Calendrier du 17 octobre 2018
Development Economics Seminar
Du 17/10/2018 de 16:30 à 18:00
Salle R2.01, 48 Bd Jourdan 75014 Paris
KREMER Michael (Harvard University)
The Endowment Effect and Collateralized Loans
écrit avec Kevin Carney, Xinyue Lin, and Gautam Rao
This project tests a novel theoretical mechanism for low take-up of collateralized credit. Using a field experiment with a lender in Kenya, we vary whether already-owned assets serve as collateral, or whether instead the new asset being financed by the loan itself serves as collateral, as in mortgages or car loans. The experimental design holds everything except existing ownership of the collateral constant. We find that borrowers display an endowment effect over their existing assets, and thus dislike loans that place existing assets at risk of loss by providing them as collateral. They are willing to pay 8% per month higher interest to instead collateralize using the new asset being financed by the loan itself. We next show that borrowers systematically under-predict their future attachment to new assets. After taking a loan collateralized with a new asset, borrowers become attached to the new asset, and exert similar repayment effort to loans collateralized with existing assets.
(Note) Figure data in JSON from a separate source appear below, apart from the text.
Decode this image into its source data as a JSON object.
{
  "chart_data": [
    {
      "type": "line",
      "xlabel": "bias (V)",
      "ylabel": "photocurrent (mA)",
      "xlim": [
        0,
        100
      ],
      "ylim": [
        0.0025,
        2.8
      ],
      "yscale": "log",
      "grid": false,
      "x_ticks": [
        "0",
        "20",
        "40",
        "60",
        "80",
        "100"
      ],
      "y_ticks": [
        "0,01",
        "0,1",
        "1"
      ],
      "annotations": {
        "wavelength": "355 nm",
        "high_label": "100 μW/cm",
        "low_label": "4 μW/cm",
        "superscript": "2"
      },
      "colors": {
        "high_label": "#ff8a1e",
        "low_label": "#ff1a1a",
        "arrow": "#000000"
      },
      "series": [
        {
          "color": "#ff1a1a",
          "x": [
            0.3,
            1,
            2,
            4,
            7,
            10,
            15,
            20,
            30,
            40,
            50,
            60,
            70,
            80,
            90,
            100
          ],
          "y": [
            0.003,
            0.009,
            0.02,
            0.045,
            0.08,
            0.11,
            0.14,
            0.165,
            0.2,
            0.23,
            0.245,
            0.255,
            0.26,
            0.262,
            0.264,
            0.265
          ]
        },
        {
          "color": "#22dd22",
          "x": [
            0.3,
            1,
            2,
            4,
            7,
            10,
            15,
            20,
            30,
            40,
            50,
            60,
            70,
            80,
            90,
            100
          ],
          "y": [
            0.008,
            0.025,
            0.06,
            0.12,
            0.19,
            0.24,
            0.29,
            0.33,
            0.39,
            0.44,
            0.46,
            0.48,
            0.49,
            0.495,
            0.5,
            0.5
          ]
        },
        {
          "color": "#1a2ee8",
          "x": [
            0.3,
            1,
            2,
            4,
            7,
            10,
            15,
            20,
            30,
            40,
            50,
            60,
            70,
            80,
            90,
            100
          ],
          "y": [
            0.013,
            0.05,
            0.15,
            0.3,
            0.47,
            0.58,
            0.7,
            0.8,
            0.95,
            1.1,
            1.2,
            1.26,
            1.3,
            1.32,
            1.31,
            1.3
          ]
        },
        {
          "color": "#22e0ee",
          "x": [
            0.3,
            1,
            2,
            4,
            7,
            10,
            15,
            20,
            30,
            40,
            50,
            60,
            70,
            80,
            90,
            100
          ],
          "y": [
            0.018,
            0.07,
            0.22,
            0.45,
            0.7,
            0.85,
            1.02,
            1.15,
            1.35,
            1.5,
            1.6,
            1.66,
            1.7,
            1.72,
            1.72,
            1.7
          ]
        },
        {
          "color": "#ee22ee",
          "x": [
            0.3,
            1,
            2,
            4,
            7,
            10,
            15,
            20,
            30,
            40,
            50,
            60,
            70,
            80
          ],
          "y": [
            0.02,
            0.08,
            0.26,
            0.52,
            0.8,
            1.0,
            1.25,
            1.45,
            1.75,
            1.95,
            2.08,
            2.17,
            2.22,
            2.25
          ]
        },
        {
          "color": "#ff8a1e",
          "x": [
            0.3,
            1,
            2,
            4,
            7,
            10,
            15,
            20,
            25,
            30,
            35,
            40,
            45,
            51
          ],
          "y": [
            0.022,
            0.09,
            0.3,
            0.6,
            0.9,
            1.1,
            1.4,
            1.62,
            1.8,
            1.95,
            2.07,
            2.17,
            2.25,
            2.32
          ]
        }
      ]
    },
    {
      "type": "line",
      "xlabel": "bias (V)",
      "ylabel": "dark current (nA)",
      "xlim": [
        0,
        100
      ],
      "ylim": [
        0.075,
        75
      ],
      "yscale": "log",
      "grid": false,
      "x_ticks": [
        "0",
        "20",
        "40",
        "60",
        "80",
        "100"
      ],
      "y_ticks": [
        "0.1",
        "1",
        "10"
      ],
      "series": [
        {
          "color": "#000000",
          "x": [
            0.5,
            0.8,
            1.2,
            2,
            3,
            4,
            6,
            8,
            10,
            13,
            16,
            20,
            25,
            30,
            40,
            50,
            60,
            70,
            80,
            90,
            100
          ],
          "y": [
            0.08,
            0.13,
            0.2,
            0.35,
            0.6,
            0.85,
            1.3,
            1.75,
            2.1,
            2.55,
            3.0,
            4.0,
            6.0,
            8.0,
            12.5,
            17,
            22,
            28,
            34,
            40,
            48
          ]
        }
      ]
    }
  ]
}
We develop and estimate a structural model to provide behavioral parameters and to better understand the welfare consequences of such loans.
Economic History Seminar
Du 17/10/2018 de 12:30 à 14:00
Salle R1.13, Campus Jourdan, 48 boulevard Jourdan, 75014 Paris
CHEN Kevin (SIEPR)
Entitlement, Property, and Social Stratification in Agrarian China: A Nineteenth-century. Case from Northeast China
In her recent book, State-Sponsored Inequality: The Banner System and Social Stratification in Northeast China (Stanford University, 2017), Shuang CHEN provides a comprehensive view on how state policies, market forces, and demographic processes interacted with one another to produce inequality under state domination in nineteenth century rural northeast China. The Qing state (1644-1911) settled and classified immigrants there into distinct categories, each associated with different land entitlements. The resulting patterns of wealth stratification and social hierarchy were then simultaneously challenged and reinforced by these settlers and their descendants. Eventually the tension built into the unequal land entitlements shaped the identities of immigrant groups, and this social hierarchy persisted even after the institution of unequal state entitlements was removed. Drawing on the China Multi-Generational Panel Dataset-Shuangcheng (CMGPD-SC), which contains 1,346,826 annual observations of 107,890 individuals living between 1866 and 1913 and 37,187 plot inventories, and a large number of court cases, official correspondence, and memorials, Shuang CHEN shows how government policies and market forces may be responsible for social differentiation and social stratification in general, but the socioeconomic processes of inequality in any given society are closely associated with specific political and social institutions. In a power-based society such as China, such political entitlements constitute one of the most important factors of wealth stratification and social grouping.